Es ist bezeichnend, dass Wowereit an diesem Tag in äußerst prominenter
Begleitung durch die Stadt tourt und doch im Mittelpunkt steht. Der Mann,
der vorne im Bus neben ihm sitzt, ist der Bundesvorsitzende seiner Partei,
Sigmar Gabriel. Doch während etwa CDU-Spitzenkandidat Frank Henkel
eindeutig im Schatten stünde, wäre Parteichefin Angela Merkel einen Tag
lang mit ihm unterwegs, läuft das hier anders. Gabriel versucht gar nicht
erst, sich in den Vordergrund zu drängen. "Lass das mal den Klaus machen"
und "Den Worten des Regierenden Bürgermeisters ist nichts hinzuzufügen"
sind typische Gabriel-Sätze.
Es ist eine zwiespältige Situation für Gabriel - zwischen Parteierfolg und
persönlichen Ambitionen. Gewinnt Wowereit am 18. September zum dritten Mal
in Folge in Berlin, so ist das gut für die SPD, aber schlecht für den Chef
der Bundespartei: Will Gabriel 2013 Kanzlerkandidat werden, hat er dann
neben Frank-Walter Steinmeier und Peer Steinbrück einen weiteren
ernsthaften Konkurrenten.
Auf die Stimmung im Bus wirkt sich das nicht aus. In der ersten Reihe macht
Wowereit ein bisschen auf Reiseführer für seinen Parteichef. "Hast du denn
schon Schnappi gesehen?", will er von ihm wissen, und da schwingt durchaus
Stolz in der Stimme des Regierenden mit. Schnappi prägt das auffälligste
und menschelndste der schwarz-weißen SPD-Großplakate, entstanden in einer
Kita in Prenzlauer Berg: Ein kleines Mädchen lässt da eine
Krokodilhandpuppe in Wowereits Nase beißen. Kaum Text, pure Emotion.
Gabriel ist beeindruckt: Die Plakatserie sei das Beste, was er in fast 30
Jahren Wahlkampf erlebt habe.
Der Regierende Bürgermeister sei ja schon wieder ganz gut in Schuss, "er
ist ja vom Krokodil gebissen worden", witzelt am Nachmittag in Neukölln
auch Parteifreund und Bezirksbürgermeister Heinz Buschkowsky, als die
Reisegruppe Wowereit in einem Pflegewohnheim vorbeischaut. "Er wird ja
jetzt in Freundeskreisen nur noch Crocodile Dundee genannt - das ist unser
Härtester." Wowereit grinst und macht bei den Senioren, die gerade ihr
Sommerfest feiern, da weiter, wo er im Hohenschönhauser Einkaufszentrum
aufgehört hat: mit Händeschütteln und Plaudern.

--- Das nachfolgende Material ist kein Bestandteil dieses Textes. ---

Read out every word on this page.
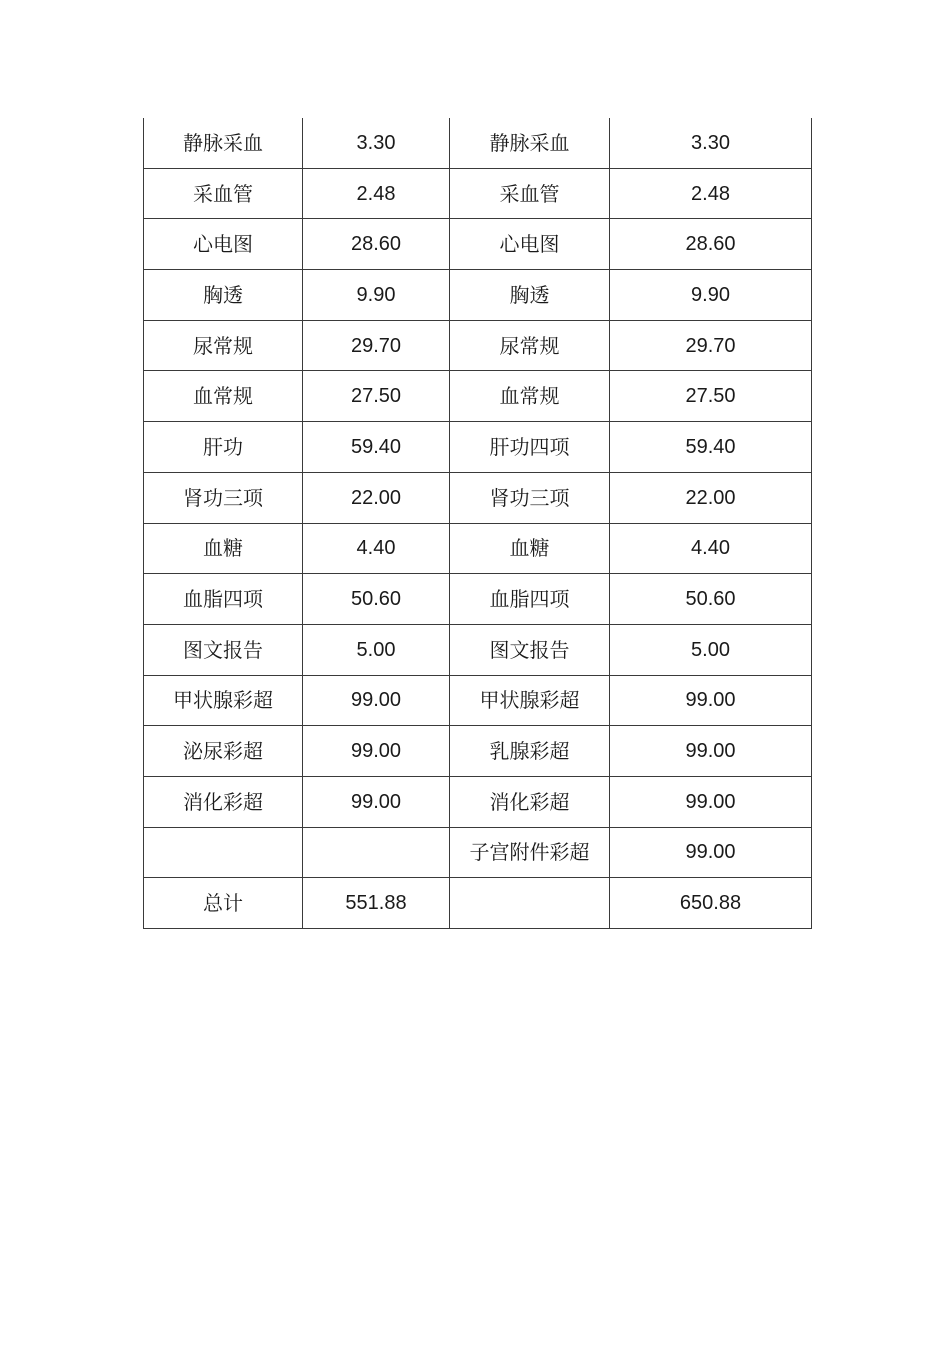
静脉采血	3.30	静脉采血	3.30
采血管	2.48	采血管	2.48
心电图	28.60	心电图	28.60
胸透	9.90	胸透	9.90
尿常规	29.70	尿常规	29.70
血常规	27.50	血常规	27.50
肝功	59.40	肝功四项	59.40
肾功三项	22.00	肾功三项	22.00
血糖	4.40	血糖	4.40
血脂四项	50.60	血脂四项	50.60
图文报告	5.00	图文报告	5.00
甲状腺彩超	99.00	甲状腺彩超	99.00
泌尿彩超	99.00	乳腺彩超	99.00
消化彩超	99.00	消化彩超	99.00
		子宫附件彩超	99.00
总计	551.88		650.88
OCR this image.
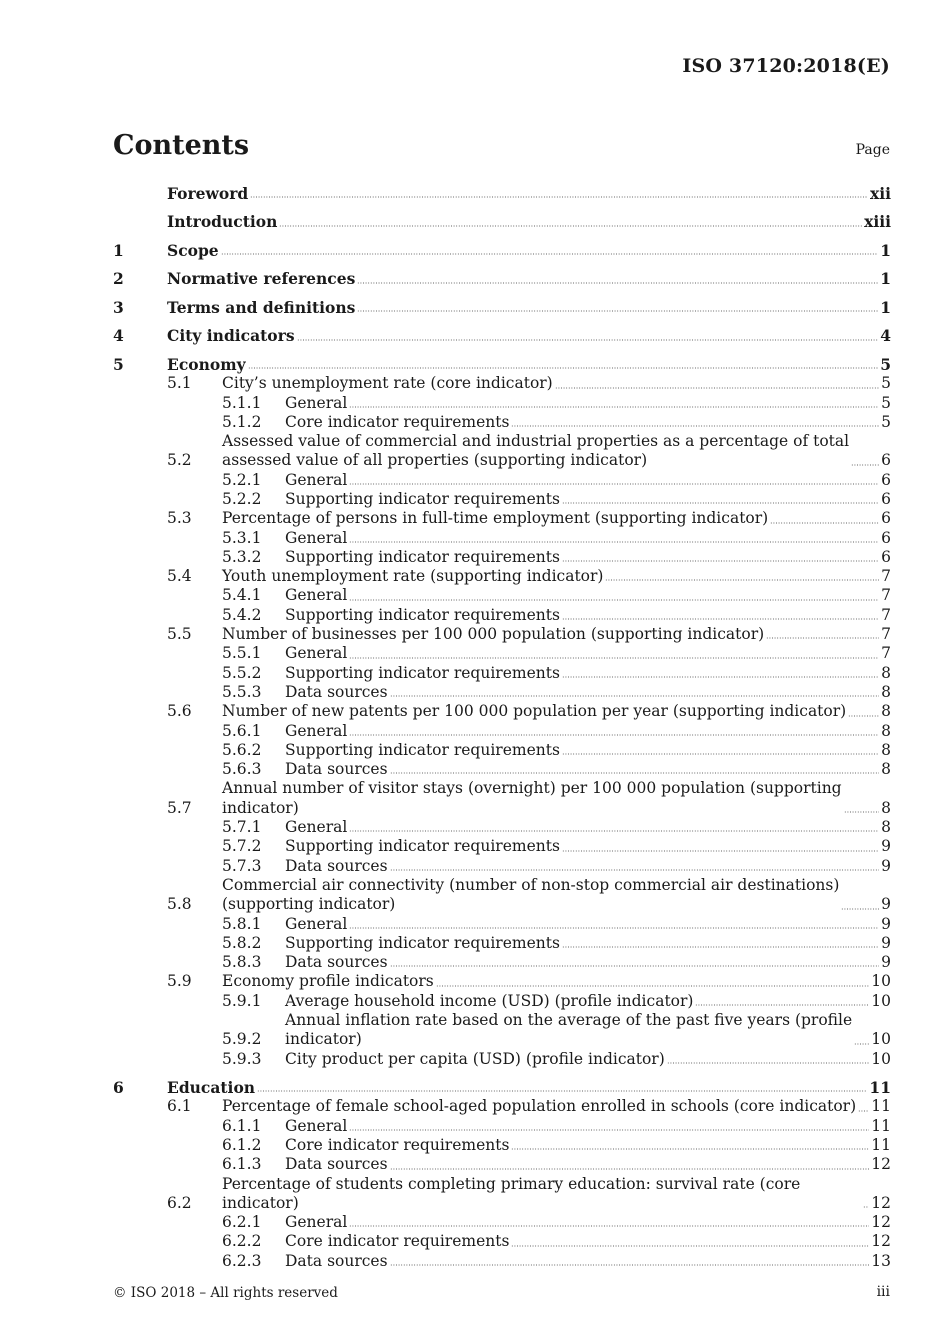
ISO 37120:2018(E)
Contents	Page
Foreword	xii
Introduction	xiii
1	Scope	1
2	Normative references	1
3	Terms and definitions	1
4	City indicators	4
5	Economy	5
5.1	City’s unemployment rate (core indicator)	5
5.1.1	General	5
5.1.2	Core indicator requirements	5
5.2
Assessed value of commercial and industrial properties as a percentage of total
assessed value of all properties (supporting indicator)	6
5.2.1	General	6
5.2.2	Supporting indicator requirements	6
5.3	Percentage of persons in full-time employment (supporting indicator)	6
5.3.1	General	6
5.3.2	Supporting indicator requirements	6
5.4	Youth unemployment rate (supporting indicator)	7
5.4.1	General	7
5.4.2	Supporting indicator requirements	7
5.5	Number of businesses per 100 000 population (supporting indicator)	7
5.5.1	General	7
5.5.2	Supporting indicator requirements	8
5.5.3	Data sources	8
5.6	Number of new patents per 100 000 population per year (supporting indicator) 8
5.6.1	General	8
5.6.2	Supporting indicator requirements	8
5.6.3	Data sources	8
5.7
Annual number of visitor stays (overnight) per 100 000 population (supporting
indicator)	8
5.7.1	General	8
5.7.2	Supporting indicator requirements	9
5.7.3	Data sources	9
5.8
Commercial air connectivity (number of non-stop commercial air destinations)
(supporting indicator)	9
5.8.1	General	9
5.8.2	Supporting indicator requirements	9
5.8.3	Data sources	9
5.9	Economy profile indicators	10
5.9.1	Average household income (USD) (profile indicator)	10
5.9.2
Annual inflation rate based on the average of the past five years (profile
indicator)	10
5.9.3	City product per capita (USD) (profile indicator)	10
6	Education	11
6.1	Percentage of female school-aged population enrolled in schools (core indicator) 11
6.1.1	General	11
6.1.2	Core indicator requirements	11
6.1.3	Data sources	12
6.2
Percentage of students completing primary education: survival rate (core indicator)	12
6.2.1	General	12
6.2.2	Core indicator requirements	12
6.2.3	Data sources	13
© ISO 2018 – All rights reserved	iii
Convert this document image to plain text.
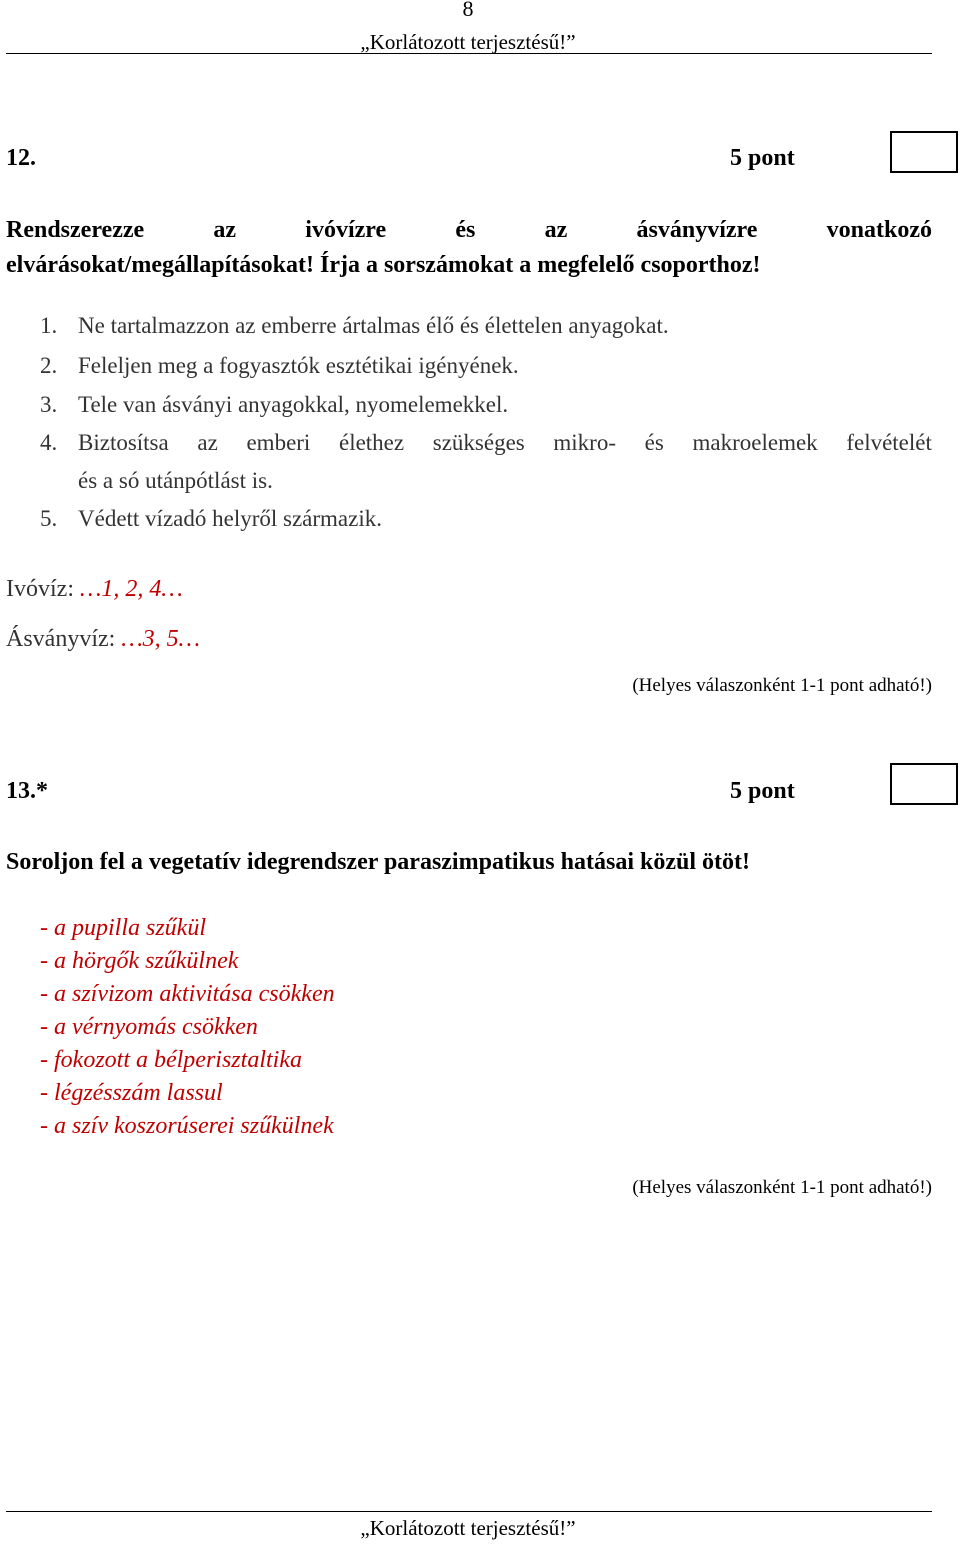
8
„Korlátozott terjesztésű!”
12.	5 pont
Rendszerezze	az	ivóvízre	és	az	ásványvízre	vonatkozó
elvárásokat/megállapításokat! Írja a sorszámokat a megfelelő csoporthoz!
1. Ne tartalmazzon az emberre ártalmas élő és élettelen anyagokat.
2. Feleljen meg a fogyasztók esztétikai igényének.
3. Tele van ásványi anyagokkal, nyomelemekkel.
4. Biztosítsa az emberi élethez szükséges mikro- és makroelemek felvételét
és a só utánpótlást is.
5. Védett vízadó helyről származik.
Ivóvíz: …1, 2, 4…
Ásványvíz: …3, 5…
(Helyes válaszonként 1-1 pont adható!)
13.*	5 pont
Soroljon fel a vegetatív idegrendszer paraszimpatikus hatásai közül ötöt!
- a pupilla szűkül
- a hörgők szűkülnek
- a szívizom aktivitása csökken
- a vérnyomás csökken
- fokozott a bélperisztaltika
- légzésszám lassul
- a szív koszorúserei szűkülnek
(Helyes válaszonként 1-1 pont adható!)
„Korlátozott terjesztésű!”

Kurz darauf holt sich "Simone und ihr Flotter Dreier", die Band des
Sommerfests, das Mikro zurück von den SPDlern. Wenn Wowereit, Gabriel und
Buschkowsky nun bei einem alten Schlager mitsingen würden, dann würde sie
die auch alle drei am 18. September wählen, ruft die Sängerin ihnen zu. Die
Kandidaten Wowereit und Buschkowsky nehmen die Gelegenheit wahr.